On Sep 3, 2018, at 8:25 AM, Bjørn Mork bjorn@mork.no wrote:
If STARTTLS was disabled with some client IPs for interoperability reasons, resolve those first.
In a perfect world, yes. But in practice: How do you do that?
I don't think it is realistic to offer STARTTLS without some local exception list. There are just too many buggy clients and ignorant sysadmins.
AFAIK, things aren't as dire as you describe. I'd expect MTA-to-MTA opportunistic TLS to be working reliably with the vast majority of senders, with the need for exceptions very rare. Yes, some Yahoo systems (still!) insist on shooting themselves in the foot and dropping to cleartext when WebPKI certificate verification fails, but they do then succeed in the clear:
http://postfix.1071664.n5.nabble.com/Another-yahoo-problem-td89756.html#a897...
with no exceptions needed in their case.
If a sender has buggy client-side STARTTLS, they'll typically send in the clear when STARTTLS fails, in which case you still don't need to make exceptions, let them retry.

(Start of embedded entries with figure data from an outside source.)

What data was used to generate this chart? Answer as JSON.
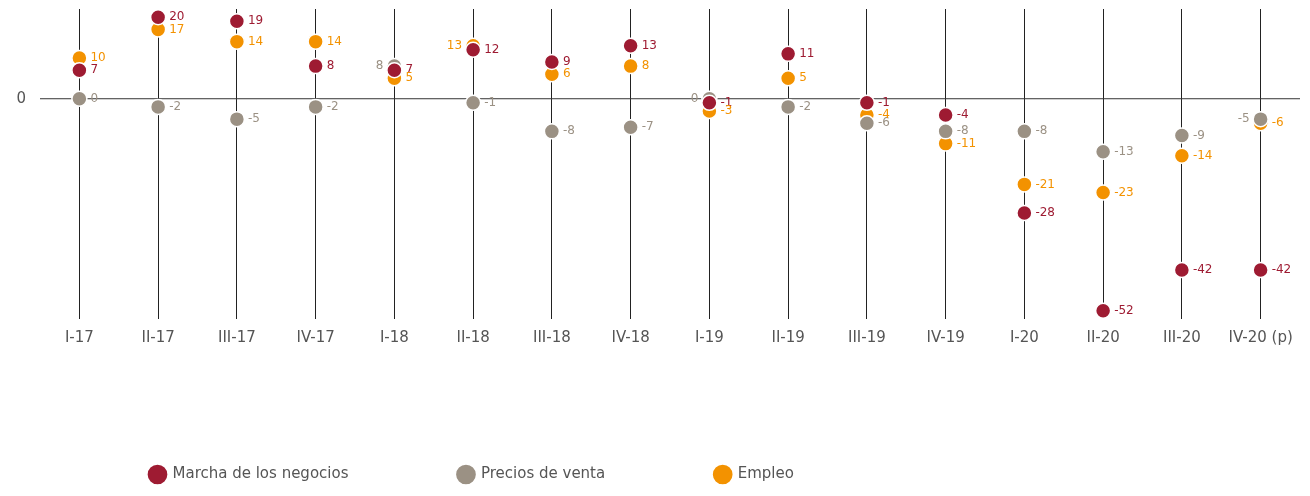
{
  "chart_data": {
    "type": "scatter",
    "categories": [
      "I-17",
      "II-17",
      "III-17",
      "IV-17",
      "I-18",
      "II-18",
      "III-18",
      "IV-18",
      "I-19",
      "II-19",
      "III-19",
      "IV-19",
      "I-20",
      "II-20",
      "III-20",
      "IV-20 (p)"
    ],
    "series": [
      {
        "name": "Marcha de los negocios",
        "color": "#9e1b32",
        "values": [
          7,
          20,
          19,
          8,
          7,
          12,
          9,
          13,
          -1,
          11,
          -1,
          -4,
          -28,
          -52,
          -42,
          -42
        ]
      },
      {
        "name": "Precios de venta",
        "color": "#9b9184",
        "values": [
          0,
          -2,
          -5,
          -2,
          8,
          -1,
          -8,
          -7,
          0,
          -2,
          -6,
          -8,
          -8,
          -13,
          -9,
          -5
        ]
      },
      {
        "name": "Empleo",
        "color": "#f39200",
        "values": [
          10,
          17,
          14,
          14,
          5,
          13,
          6,
          8,
          -3,
          5,
          -4,
          -11,
          -21,
          -23,
          -14,
          -6
        ]
      }
    ],
    "ylim": [
      -54,
      22
    ],
    "grid": "x",
    "ref_lines": [
      {
        "axis": "y",
        "value": 0,
        "label": "0"
      }
    ],
    "data_labels": true,
    "legend": "bottom",
    "marker": "circle"
  }
}
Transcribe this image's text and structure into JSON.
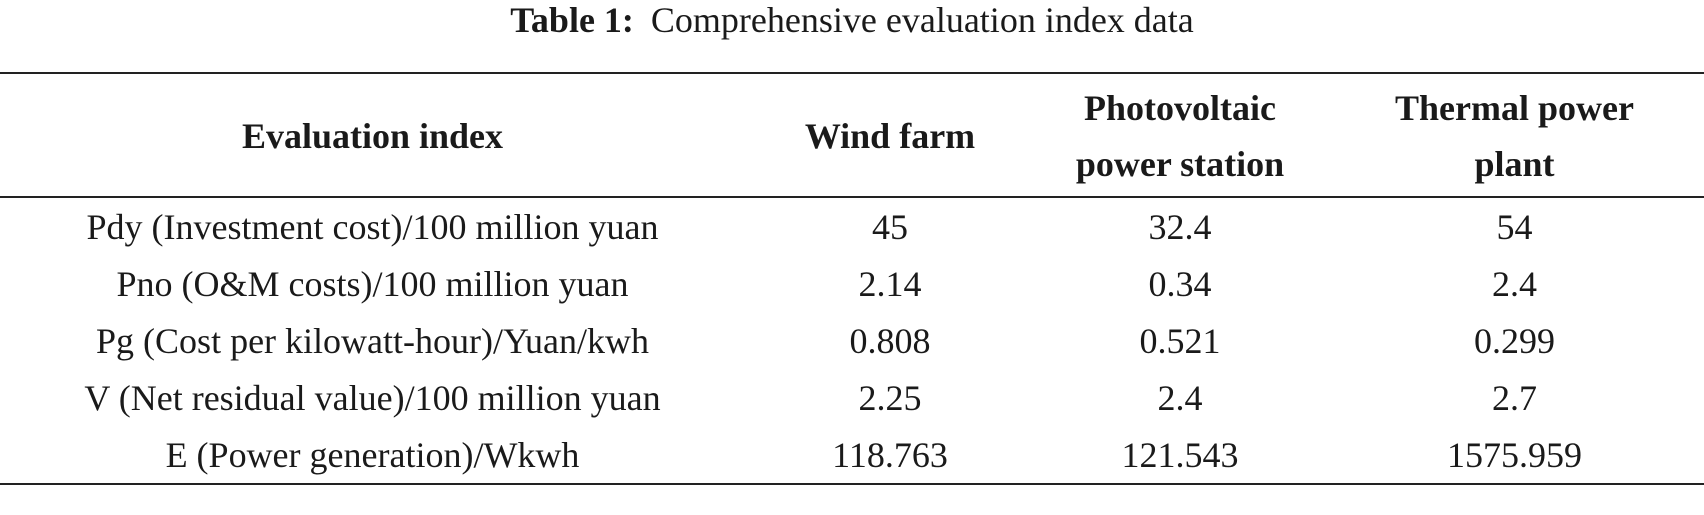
{
  "caption": {
    "label": "Table 1:",
    "text": "Comprehensive evaluation index data"
  },
  "table": {
    "headers": [
      {
        "lines": [
          "Evaluation index"
        ]
      },
      {
        "lines": [
          "Wind farm"
        ]
      },
      {
        "lines": [
          "Photovoltaic",
          "power station"
        ]
      },
      {
        "lines": [
          "Thermal power",
          "plant"
        ]
      }
    ],
    "rows": [
      {
        "index": "Pdy (Investment cost)/100 million yuan",
        "wind": "45",
        "pv": "32.4",
        "thermal": "54"
      },
      {
        "index": "Pno (O&M costs)/100 million yuan",
        "wind": "2.14",
        "pv": "0.34",
        "thermal": "2.4"
      },
      {
        "index": "Pg (Cost per kilowatt-hour)/Yuan/kwh",
        "wind": "0.808",
        "pv": "0.521",
        "thermal": "0.299"
      },
      {
        "index": "V (Net residual value)/100 million yuan",
        "wind": "2.25",
        "pv": "2.4",
        "thermal": "2.7"
      },
      {
        "index": "E (Power generation)/Wkwh",
        "wind": "118.763",
        "pv": "121.543",
        "thermal": "1575.959"
      }
    ]
  }
}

If you do find the need to make an exception, I'd recommend applying any STARTTLS exceptions on just a subset of your primary MX hosts. This has two benefits:
1. They can still get through if/when they fix their software turn on DANE.
2. Their logs and your logs continue to record intermittent failures while they are still broken, with the mail getting through via the MX hosts with the exception list. That way, you can prune your lists when failures cease, and they may take action sooner if they see ongoing issues.